Neonatal chylothorax is a rare and potentially life-threatening condition with a reported incidence of 1 in 5,800 - 24,000 and a high mortality rate of up to 64%. Octreotide is one of the treatment options available to reduce both the splanchnic blood flow and the intestinal secretion of electrolytes and water. However, there is no uniform guideline for the optimal dosage of octreotide in the treatment of congenital chylothorax.
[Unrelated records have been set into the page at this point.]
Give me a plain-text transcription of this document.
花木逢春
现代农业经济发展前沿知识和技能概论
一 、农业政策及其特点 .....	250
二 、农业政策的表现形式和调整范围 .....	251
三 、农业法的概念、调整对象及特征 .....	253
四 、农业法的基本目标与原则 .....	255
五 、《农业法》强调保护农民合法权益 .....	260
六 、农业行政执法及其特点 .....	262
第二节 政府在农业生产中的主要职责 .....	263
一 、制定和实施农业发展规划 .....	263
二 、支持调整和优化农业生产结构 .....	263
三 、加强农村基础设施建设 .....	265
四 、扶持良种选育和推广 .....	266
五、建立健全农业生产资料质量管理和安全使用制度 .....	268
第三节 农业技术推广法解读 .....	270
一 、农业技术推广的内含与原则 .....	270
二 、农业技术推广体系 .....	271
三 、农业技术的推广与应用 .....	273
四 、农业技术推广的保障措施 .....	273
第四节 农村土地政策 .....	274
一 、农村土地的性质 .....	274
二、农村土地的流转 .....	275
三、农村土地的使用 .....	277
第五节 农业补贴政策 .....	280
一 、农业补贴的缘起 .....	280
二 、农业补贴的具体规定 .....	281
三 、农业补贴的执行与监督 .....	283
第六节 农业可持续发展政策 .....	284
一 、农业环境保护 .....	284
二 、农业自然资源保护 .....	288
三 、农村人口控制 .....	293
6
We present the case of a neonate diagnosed with congenital chylothorax. At birth, the neonate manifested severe respiratory distress warranting cardiopulmonary resuscitation for 25 min. During admission, intravenous octreotide treatment was initiated and feeding was changed from breast milk to a medium-chain triglyceride-enriched formula. Bilateral hilar enlargement and diffusely increased opacities waxed and waned, and we gradually increased the octreotide dosage daily by 1 ~ 2 mcg/kg/h. After 3 days of octreotide administration at the rate of 20 mcg/kg/h, chest x-ray showed regression of pleural effusion. The patient was discharged with full bottle feeding achieved.

High-dose octreotide therapy (with doses up to 20 mcg/kg/h) may be recommended for patients with idiopathic congenital chylothorax. However, patients should be carefully monitored for side-effects such as hyperglycemia, necrotizing enterocolitis, transient hypothyroidism, and ileus.